Если человек безнравствен, он, как зверь, до последних когтей будет драться за то, чтобы ему не вменили в обязанность быть нравственным.
Зилбиксис зачерствел и замкнулся в себе.
Муки, стыд, угрызения совести, радость и прочие человеческие чувства он переживал лишь во сне, но и тогда, проснувшись, оставался собой недоволен. Он был сух, как высохший куст можжевельника.
Все шло хорошо, шло бы очень хорошо и пошло бы еще лучше, покуда не пошло бы наконец настолько хорошо, что дальше просто некуда, если бы не легонький грипп, инфлюэнца, залетная заграничная гостья, иной раз по себе оставляющая дурную память После перенесенной болезни Зилбиксис стал слышать все хуже и хуже и, к своему ужасу, обнаружил, что многое из того, о чем говорилось в салоне, проходит мимо его ушей, очень многое, а глухота все прогрессировала.
Это была трагедия в жизни уважаемого дилетанта, и он старался мужественно снести ее. Уши и слух, его инструмент, орудие труда, залог благополучия, слух – основа всего, та скала, на которой построил он свою жизнь, теперь подводила его, и вот он стал завираться в своих донесениях, и в охранном отделении насторожи лись.
Недалеко то время, когда там сообразят, в чем дело, сообразят и вырвут жирный кусок из алчущего рта дилетанта, и предчувствие беды омрачало дилетанту тот воскресный вечер.

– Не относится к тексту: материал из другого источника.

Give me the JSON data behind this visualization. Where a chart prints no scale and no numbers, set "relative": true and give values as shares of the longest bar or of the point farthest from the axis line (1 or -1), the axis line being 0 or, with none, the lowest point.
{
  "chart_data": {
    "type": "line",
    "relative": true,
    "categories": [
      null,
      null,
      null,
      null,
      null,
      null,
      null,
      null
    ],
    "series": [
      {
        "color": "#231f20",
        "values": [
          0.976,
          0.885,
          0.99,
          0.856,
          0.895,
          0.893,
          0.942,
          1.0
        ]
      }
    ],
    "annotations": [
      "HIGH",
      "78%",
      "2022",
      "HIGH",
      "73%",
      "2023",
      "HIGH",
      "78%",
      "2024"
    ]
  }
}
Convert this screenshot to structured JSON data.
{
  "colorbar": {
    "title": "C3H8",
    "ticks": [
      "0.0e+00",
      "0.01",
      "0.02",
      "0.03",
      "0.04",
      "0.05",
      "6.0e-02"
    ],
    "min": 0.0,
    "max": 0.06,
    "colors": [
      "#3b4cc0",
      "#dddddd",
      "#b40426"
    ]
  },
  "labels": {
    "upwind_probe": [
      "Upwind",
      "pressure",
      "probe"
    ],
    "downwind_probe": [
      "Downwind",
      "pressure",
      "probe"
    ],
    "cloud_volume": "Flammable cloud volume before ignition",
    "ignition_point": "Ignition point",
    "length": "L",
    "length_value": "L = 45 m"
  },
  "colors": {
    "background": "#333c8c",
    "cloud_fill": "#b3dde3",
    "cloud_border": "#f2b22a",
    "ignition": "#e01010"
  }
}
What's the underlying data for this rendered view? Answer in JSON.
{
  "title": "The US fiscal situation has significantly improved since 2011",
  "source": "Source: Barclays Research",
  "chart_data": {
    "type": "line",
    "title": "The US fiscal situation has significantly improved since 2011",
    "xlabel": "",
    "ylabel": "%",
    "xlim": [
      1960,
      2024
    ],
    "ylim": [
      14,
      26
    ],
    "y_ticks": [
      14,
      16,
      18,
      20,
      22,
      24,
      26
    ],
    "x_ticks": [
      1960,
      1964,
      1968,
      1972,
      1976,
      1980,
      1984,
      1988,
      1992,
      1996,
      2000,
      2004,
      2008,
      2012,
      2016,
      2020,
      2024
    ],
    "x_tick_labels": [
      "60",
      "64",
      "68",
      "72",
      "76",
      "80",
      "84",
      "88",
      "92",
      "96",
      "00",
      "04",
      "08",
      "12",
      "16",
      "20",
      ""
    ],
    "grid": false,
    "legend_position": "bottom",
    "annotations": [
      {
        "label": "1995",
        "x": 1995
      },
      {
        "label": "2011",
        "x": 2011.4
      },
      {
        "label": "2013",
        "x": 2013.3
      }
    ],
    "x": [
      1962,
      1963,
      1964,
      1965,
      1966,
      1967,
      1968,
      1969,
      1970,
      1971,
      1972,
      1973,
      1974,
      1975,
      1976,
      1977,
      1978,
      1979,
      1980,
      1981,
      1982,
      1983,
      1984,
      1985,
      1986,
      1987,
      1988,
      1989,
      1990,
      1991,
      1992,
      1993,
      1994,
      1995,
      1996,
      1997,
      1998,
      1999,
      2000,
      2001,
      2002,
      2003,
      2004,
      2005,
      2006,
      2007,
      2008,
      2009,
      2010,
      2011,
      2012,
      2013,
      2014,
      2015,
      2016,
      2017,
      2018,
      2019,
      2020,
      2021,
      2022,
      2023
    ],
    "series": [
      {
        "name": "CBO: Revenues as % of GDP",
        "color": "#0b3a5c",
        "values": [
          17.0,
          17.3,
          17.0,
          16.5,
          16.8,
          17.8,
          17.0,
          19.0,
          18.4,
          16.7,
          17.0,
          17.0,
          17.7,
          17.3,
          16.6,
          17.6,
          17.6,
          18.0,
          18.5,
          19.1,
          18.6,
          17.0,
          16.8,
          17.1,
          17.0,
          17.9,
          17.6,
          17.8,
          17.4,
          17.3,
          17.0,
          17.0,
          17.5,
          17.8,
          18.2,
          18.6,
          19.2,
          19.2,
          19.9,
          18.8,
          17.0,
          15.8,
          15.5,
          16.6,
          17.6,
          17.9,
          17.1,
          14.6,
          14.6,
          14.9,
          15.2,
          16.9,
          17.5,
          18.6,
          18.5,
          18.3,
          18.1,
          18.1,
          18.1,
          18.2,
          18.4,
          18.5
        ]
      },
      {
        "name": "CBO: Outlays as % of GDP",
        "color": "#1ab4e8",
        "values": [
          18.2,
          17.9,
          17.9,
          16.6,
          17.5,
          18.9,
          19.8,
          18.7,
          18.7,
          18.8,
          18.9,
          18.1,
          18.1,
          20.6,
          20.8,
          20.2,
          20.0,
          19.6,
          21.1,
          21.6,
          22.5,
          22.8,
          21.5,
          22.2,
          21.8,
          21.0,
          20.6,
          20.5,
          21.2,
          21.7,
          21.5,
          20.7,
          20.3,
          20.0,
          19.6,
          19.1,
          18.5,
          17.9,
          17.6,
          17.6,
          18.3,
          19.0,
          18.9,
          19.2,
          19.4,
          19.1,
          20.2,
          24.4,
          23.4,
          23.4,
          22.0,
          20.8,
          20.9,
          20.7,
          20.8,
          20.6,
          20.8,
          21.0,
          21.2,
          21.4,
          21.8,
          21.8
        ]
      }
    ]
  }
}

Он задумался о старости и вдруг понял, что старость не за горами, старость надвигается бесшумно, как поезд во сне, беззвучно, неотвратимо, как паровоз в бреду, подминает под себя день за днем, в страшном грохоте колес не расслышишь жалостного писка раздавленных дней в этой жуткой, ужасной, кошмарной действительности.
Слабый человеческий голос в лязге и грохоте железа ржавой нашлепкой на челе у мира...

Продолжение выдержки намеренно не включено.